The Exponentiated Quadratic kernel. Also refered to as the Squared Exponential, or Radial Basis Function kernel.

\[k(x, x') = \mathrm{exp}\left[ -\frac{(x - x')^2}{2 \ell^2} \right]\]
class pymc3.gp.cov.RatQuad(input_dim, lengthscales, alpha, active_dims=None)

The Rational Quadratic kernel.

\[k(x, x') = \left(1 + \frac{(x - x')^2}{2\alpha\ell^2} \right)^{-\alpha}\]
class pymc3.gp.cov.Exponential(input_dim, lengthscales, active_dims=None)

The Exponential kernel.

\[k(x, x') = \mathrm{exp}\left[ -\frac{||x - x'||}{2\ell^2} \right]\]
class pymc3.gp.cov.Matern52(input_dim, lengthscales, active_dims=None)

The Matern kernel with nu = 5/2.

\[k(x, x') = \left(1 + \frac{\sqrt{5(x - x')^2}}{\ell} + \frac{5(x-x')^2}{3\ell^2}\right) \mathrm{exp}\left[ - \frac{\sqrt{5(x - x')^2}}{\ell} \right]\]
class pymc3.gp.cov.Matern32(input_dim, lengthscales, active_dims=None)

The Matern kernel with nu = 3/2.

\[k(x, x') = \left(1 + \frac{\sqrt{3(x - x')^2}}{\ell}\right)\mathrm{exp}\left[ - \frac{\sqrt{3(x - x')^2}}{\ell} \right]\]
class pymc3.gp.cov.Linear(input_dim, c, active_dims=None)

The Linear kernel.

\[k(x, x') = (x - c)(x' - c)\]
class pymc3.gp.cov.Polynomial(input_dim, c, d, offset, active_dims=None)

The Polynomial kernel.

\[k(x, x') = [(x - c)(x' - c) + \mathrm{offset}]^{d}\]
class pymc3.gp.cov.Cosine(input_dim, lengthscales, active_dims=None)

The Cosine kernel.

\[k(x, x') = \mathrm{cos}\left( \frac{||x - x'||}{ \ell^2} \right)\]
class pymc3.gp.cov.WarpedInput(input_dim, cov_func, warp_func, args=None, active_dims=None)

Warp the inputs of any kernel using an arbitrary function defined using Theano.

\[k(x, x') = k(w(x), w(x'))\]
Parameters:
  • cov_func (Covariance) –
  • warp_func (callable) – Theano function of X and additional optional arguments.
  • args (optional, tuple or list of scalars or PyMC3 variables) – Additional inputs (besides X or Z) to warp_func.
class pymc3.gp.cov.Gibbs(input_dim, lengthscale_func, args=None, active_dims=None)

The Gibbs kernel.
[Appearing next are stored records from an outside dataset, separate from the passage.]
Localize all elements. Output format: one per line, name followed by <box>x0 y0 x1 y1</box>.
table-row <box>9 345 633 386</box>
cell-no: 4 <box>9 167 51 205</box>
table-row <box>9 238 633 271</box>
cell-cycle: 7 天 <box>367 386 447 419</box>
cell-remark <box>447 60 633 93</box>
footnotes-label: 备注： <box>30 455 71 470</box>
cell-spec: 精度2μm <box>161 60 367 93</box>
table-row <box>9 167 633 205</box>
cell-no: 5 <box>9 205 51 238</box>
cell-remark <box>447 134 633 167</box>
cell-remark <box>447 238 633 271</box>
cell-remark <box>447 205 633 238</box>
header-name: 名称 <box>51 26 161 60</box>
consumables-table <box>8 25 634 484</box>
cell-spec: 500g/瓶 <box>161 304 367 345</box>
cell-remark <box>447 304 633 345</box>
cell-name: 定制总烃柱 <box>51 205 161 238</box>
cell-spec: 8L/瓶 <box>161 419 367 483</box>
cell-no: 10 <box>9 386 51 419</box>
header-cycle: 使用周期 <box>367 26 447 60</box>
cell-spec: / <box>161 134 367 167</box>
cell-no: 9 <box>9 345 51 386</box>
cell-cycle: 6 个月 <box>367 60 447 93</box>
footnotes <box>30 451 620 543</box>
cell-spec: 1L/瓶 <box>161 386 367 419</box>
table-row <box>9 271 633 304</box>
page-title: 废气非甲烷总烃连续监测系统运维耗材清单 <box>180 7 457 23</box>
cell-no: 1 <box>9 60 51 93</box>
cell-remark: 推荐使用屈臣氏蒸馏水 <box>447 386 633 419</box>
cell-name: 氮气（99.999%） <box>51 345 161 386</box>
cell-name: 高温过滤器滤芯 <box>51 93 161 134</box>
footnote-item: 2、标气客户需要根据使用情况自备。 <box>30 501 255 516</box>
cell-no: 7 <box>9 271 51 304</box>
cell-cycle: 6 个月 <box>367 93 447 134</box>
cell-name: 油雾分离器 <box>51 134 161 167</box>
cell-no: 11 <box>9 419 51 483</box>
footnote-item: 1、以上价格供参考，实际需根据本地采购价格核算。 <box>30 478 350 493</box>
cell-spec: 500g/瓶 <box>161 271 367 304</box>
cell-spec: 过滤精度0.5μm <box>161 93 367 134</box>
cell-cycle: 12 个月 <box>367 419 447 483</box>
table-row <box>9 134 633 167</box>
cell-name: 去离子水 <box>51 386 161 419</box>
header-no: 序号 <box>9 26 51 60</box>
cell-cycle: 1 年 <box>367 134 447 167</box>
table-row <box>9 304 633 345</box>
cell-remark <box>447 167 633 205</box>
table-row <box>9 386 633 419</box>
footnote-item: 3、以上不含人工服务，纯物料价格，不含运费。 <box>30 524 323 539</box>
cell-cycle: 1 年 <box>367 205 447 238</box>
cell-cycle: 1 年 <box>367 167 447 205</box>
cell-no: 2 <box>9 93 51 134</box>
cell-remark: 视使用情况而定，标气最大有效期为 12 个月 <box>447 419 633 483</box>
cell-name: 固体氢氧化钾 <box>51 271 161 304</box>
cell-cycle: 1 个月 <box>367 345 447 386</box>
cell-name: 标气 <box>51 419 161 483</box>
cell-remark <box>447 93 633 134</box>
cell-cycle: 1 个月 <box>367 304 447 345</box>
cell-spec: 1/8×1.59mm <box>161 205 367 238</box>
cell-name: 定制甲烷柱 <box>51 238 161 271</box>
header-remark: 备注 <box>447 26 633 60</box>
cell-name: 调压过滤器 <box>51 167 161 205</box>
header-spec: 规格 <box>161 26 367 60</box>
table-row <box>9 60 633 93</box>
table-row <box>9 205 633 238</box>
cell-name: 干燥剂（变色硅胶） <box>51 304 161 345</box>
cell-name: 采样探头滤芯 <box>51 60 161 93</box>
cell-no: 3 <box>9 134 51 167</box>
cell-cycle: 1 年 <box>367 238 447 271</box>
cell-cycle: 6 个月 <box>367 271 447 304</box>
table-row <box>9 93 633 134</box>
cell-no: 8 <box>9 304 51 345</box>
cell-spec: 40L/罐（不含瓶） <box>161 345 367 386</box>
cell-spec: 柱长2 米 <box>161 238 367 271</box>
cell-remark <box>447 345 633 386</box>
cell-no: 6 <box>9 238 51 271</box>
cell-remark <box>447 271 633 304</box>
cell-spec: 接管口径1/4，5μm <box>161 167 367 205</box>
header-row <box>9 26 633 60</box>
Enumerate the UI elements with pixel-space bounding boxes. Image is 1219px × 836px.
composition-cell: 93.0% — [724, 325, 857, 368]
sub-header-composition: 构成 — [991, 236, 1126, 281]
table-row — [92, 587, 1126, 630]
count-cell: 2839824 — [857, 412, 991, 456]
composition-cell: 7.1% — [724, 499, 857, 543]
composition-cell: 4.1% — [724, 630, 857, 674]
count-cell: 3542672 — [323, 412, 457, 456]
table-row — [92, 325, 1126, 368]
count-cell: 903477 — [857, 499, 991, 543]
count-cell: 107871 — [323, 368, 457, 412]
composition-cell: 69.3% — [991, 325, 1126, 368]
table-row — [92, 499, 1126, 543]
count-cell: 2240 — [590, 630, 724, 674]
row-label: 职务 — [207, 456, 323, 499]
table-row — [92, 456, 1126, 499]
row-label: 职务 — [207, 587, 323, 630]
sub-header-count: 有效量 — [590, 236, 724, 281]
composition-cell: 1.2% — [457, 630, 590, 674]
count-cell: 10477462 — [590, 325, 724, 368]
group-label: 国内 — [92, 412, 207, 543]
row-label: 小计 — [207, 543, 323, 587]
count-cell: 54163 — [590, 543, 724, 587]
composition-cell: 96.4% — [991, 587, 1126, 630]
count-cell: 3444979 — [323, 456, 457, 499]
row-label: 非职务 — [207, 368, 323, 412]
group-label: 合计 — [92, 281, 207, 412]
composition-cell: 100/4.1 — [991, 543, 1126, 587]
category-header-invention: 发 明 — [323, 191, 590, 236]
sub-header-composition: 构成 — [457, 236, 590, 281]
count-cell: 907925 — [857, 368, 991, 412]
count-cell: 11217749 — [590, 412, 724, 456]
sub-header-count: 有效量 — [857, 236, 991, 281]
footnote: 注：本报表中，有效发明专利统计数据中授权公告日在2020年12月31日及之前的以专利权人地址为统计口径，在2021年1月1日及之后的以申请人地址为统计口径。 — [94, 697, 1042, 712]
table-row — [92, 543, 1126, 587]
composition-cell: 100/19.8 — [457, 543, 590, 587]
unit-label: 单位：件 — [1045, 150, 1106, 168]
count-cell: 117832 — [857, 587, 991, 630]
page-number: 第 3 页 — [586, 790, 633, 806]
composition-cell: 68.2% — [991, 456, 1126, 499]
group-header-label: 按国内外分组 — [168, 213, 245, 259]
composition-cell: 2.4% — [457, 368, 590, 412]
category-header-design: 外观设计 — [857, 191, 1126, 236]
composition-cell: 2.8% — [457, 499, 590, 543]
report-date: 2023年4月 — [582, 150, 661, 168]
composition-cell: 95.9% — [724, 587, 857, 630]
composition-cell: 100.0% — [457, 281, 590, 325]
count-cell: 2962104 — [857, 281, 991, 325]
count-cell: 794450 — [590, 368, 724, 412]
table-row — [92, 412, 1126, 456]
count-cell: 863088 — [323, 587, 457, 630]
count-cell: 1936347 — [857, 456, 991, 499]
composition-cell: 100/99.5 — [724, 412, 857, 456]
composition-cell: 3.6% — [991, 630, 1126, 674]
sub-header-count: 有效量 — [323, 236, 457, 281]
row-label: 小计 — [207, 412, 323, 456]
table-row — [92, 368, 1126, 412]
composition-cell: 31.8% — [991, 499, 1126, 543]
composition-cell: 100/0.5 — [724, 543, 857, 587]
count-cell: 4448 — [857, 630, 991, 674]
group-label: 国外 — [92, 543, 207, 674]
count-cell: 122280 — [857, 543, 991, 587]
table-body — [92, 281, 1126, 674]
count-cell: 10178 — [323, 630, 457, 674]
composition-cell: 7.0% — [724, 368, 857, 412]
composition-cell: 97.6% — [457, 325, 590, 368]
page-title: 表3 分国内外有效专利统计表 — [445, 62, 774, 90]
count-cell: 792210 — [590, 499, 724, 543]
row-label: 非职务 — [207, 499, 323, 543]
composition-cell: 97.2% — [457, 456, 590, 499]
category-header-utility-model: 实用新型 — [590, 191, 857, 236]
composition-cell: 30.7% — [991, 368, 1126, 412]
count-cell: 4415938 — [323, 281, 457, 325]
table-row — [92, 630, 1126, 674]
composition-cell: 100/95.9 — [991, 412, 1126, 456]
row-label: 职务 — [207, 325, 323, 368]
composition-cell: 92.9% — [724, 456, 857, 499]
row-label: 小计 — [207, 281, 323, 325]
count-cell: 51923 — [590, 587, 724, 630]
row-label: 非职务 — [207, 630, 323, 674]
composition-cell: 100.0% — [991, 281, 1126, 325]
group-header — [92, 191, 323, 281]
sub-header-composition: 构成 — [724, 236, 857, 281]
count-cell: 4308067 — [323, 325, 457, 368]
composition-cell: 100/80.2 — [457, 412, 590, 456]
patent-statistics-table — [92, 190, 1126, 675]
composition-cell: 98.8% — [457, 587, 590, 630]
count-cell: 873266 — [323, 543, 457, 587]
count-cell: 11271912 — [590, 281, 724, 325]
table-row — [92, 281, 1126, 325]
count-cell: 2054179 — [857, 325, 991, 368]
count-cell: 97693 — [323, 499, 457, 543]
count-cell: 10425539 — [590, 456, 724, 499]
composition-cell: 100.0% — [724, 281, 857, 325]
Use an arbitrary lengthscale function defined using Theano. Only tested in one dimension.

\[k(x, x') = \sqrt{\frac{2\ell(x)\ell(x')}{\ell^2(x) + \ell^2(x')}} \mathrm{exp}\left[ -\frac{(x - x')^2}{\ell^2(x) + \ell^2(x')} \right]\]
Parameters:
  • lengthscale_func (callable) – Theano function of X and additional optional arguments.
  • args (optional, tuple or list of scalars or PyMC3 variables) – Additional inputs (besides X or Z) to lengthscale_func.